Galatasaray gibt offizielles Statement zu Musiala-Gerüchten ab

Meldungen über einen Wechsel von FCB-Star Jamal Musiala nach Istanbul haben jüngst für Erstaunen gesorgt. Nun meldet sich Galatasaray zu den medialen Spekulationen.

Zuletzt mehrten sich Berichte aus der Türkei, nach welchen der amtierende Meister Galatasaray Istanbul intensiv an einer Verpflichtung des deutschen Nationalspielers Jamal Musiala vom FC Bayern arbeiten soll. Demnach stand eine einjährige Leihe bis zum Sommer 2027 zur Debatte. Der angebliche Hintergrund: Der 23-Jährige, der nach seiner schweren Verletzung im Juli 2025 immer noch auf der Suche nach seiner Bestform ist, sollte am Bosporus regelmäßig Spielpraxis sammeln, um danach gestärkt zum FC Bayern zurückzukehren.

Die türkischen Spekulationen wurden in Deutschland sofort angezweifelt. So berichtete die BILD, dass weder der Spieler, obwohl mit Gala-Profi Leroy Sané eng befreundet, noch der FC Bayern nur ansatzweise ein Interesse an solch einem Deal hätten.

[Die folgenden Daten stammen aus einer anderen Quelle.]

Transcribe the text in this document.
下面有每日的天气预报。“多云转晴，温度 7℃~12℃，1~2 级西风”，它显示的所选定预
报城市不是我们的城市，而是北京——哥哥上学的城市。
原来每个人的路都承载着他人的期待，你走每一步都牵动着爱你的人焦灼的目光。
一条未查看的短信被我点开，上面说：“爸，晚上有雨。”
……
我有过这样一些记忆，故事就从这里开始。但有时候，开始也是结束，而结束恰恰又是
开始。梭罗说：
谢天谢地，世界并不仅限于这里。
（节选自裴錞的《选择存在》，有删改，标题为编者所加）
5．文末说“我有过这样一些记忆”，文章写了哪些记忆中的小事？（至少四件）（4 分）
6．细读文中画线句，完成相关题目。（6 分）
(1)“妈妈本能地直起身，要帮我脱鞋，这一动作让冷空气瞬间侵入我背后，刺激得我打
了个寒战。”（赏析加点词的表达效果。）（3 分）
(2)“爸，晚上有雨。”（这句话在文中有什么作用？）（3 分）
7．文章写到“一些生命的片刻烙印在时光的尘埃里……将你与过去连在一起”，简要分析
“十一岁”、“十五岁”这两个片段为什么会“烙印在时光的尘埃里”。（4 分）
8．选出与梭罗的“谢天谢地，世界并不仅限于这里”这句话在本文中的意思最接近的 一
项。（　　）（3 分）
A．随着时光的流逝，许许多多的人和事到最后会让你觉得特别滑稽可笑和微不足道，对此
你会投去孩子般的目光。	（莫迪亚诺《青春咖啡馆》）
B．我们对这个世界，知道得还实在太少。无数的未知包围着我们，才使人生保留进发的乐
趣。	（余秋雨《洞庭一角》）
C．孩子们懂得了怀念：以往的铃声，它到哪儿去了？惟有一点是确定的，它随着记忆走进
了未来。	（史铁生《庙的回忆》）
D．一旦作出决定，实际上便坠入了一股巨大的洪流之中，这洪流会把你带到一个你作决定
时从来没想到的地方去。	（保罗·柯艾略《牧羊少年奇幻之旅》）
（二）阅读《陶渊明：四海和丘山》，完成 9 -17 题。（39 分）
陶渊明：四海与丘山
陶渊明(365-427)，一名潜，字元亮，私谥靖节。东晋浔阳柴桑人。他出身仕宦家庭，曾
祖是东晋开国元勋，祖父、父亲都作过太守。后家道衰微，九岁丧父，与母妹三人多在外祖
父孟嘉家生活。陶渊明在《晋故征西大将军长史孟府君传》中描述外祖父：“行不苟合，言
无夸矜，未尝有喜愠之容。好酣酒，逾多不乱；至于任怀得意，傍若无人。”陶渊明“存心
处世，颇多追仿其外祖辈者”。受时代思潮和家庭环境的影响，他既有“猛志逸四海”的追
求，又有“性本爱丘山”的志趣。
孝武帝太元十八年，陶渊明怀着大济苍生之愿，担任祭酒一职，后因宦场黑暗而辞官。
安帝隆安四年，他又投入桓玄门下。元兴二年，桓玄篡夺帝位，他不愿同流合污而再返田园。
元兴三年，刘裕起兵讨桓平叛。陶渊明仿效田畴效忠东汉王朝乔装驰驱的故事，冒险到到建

Nun meldet sich auch Galatasaray mit einer offiziellen Stellungnahme zu den aufkommenden Gerüchten. In einer knappen Pressemitteilung erklärt der türkische Rekordmeister unmissverständlich: „Die Berichte, wonach sich unser Verein mit Jamal Musiala und Bayern München geeinigt habe, sind nicht wahr.“

Offizielle Stellungnahmen zur Medienkorrektur häufen sich

Somit sollte auch dieses Sommerloch-Thema rasch vom Tisch sein. Dabei ist festzustellen, dass die Vereine grundsätzlich ziemlich selten mit offiziellen Stellungnahmen auf Transfergerüchte reagieren. Außergewöhnlich ist in diesem Kontext, dass das in diesem Transfersommer bereits zum zweiten Mal im Zusammenhang mit einem Profi des FC Bayern passiert: Vor wenigen Wochen ist Real Madrid ebenfalls auf diese Weise vorgegangen, als die medialen Spekulationen um ein Interesse an dem Münchner Superstar Michael Olise zu heftig geworden waren. Dazu schreibt aktuell sogar das Fachmagazin kicker, dass das ganze Thema von Beginn an einzig ein mediales war.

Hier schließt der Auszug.